The first step in this direction is a national well census that covers all wells adopting crowd-sourcing technology. Based on the authenticated well census, the monitoring networks recalibrate supported high-frequency data generation. The groundwater estimates need to be dumped and migrated to real time modelling. Until new monitoring systems are established, no major policy decisions should be drafted.

The regulation prescribes nominal abstraction and restoration fees as atonement for damages caused to the groundwater system. Again, such a fee is limited to housing societies, industries and mines while farmers, domestic water users and MSMEs are exempted.

Alternatively, an incentive for not pumping groundwater to enhance the instrinsic value of land, improving ecological balance and overall valuation is a distinction that needs serious evaluation.

Mining projects are counted in the regulatory bill and are required to pay a nominal groundwater abstraction fees. Negative hydrological impacts of mining are far more serious than industries and should have been cateogorised separately with detailed guidelines.

Groundwater quality contamination from mines is a greater apprehension — more than groundwater abstraction. Degradation of recharge zones, soil profile, biomass, tree canopy, cutting of slopes have a negative overall impact on the entire hydrological functions.

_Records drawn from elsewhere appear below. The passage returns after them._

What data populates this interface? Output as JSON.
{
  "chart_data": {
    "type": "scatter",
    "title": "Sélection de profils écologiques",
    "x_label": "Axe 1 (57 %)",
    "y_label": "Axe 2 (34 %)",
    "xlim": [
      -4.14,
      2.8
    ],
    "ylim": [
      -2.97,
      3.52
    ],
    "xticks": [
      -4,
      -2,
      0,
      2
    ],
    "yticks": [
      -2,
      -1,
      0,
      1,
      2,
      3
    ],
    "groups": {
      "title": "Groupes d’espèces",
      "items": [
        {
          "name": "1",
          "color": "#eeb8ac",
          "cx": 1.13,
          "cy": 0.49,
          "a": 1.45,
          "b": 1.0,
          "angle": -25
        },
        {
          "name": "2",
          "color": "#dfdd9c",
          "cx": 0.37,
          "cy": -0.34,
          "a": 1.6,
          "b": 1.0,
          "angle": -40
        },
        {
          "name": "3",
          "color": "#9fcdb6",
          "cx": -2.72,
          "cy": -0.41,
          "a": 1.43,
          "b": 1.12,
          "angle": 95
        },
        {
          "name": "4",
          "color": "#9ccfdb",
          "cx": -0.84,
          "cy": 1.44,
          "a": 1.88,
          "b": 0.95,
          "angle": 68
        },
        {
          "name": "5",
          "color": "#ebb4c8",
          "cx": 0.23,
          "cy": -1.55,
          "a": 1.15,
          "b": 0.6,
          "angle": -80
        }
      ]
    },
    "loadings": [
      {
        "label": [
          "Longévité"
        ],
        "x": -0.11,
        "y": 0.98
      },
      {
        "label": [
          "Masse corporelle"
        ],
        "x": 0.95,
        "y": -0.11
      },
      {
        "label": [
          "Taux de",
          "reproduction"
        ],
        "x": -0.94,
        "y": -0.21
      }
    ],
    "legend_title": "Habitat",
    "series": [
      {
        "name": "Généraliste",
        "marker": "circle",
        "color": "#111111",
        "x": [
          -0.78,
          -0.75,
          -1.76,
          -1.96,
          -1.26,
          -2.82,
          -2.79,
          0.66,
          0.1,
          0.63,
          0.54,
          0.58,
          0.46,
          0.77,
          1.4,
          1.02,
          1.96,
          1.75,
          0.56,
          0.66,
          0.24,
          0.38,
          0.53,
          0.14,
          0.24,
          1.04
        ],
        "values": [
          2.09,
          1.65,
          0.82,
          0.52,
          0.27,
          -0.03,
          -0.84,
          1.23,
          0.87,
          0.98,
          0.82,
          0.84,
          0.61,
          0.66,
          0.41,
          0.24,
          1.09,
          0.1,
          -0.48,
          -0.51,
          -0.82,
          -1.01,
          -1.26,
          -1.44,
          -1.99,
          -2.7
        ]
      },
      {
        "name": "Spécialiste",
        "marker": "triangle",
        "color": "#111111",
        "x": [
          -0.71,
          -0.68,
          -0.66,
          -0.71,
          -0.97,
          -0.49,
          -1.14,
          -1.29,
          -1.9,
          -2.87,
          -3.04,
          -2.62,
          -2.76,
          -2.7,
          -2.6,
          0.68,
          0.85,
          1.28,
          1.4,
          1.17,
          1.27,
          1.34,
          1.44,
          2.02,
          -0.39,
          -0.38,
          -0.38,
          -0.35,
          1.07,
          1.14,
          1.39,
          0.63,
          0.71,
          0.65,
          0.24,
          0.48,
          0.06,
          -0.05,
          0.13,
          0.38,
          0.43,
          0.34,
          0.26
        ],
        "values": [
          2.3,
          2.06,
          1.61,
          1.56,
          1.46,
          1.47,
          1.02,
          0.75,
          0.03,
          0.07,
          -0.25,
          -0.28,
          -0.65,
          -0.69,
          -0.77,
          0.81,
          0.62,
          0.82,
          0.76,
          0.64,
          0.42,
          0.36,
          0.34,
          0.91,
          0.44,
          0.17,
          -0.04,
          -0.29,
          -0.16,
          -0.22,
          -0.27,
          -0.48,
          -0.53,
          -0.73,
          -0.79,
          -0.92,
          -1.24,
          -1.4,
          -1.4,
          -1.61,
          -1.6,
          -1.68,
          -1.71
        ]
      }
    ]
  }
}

Alternatively, the mining sector needs to be incentivised to

  • Create Managed Aquifer Recharge (MAR) in abanadoned open-cast mined areas
  • Reclaim post-mining landscape to restore land morphology as protected recharge zones
  • Restore fauna, flora, soil microbiological and hydrological functions to integrate the area into operational hydrological cycle

Sadly, the policy guideline remains ignorant on these critical aspects and has limited its views to just three lines of the 30-page document.

The new policy guidelines is disconnected with the current ground-level realities and offers little hope towards addressing the inflating groundwater concerns.

It is time for some serious soul-searching and come up with simple, operable solutions to limit the abuse by stakeholders across the board. Abuse of groundwater for irrigation can no more be pushed under the carpet and needs to be addressed upfront by defining the maximum water footprint for various crops.

Groundwater for domestic use needs to be reused and recycled to ensure that pumping demands get reduced. The goal for the coming decade should be to reduce groundwater extraction by half while increasing water use efficiency by several folds.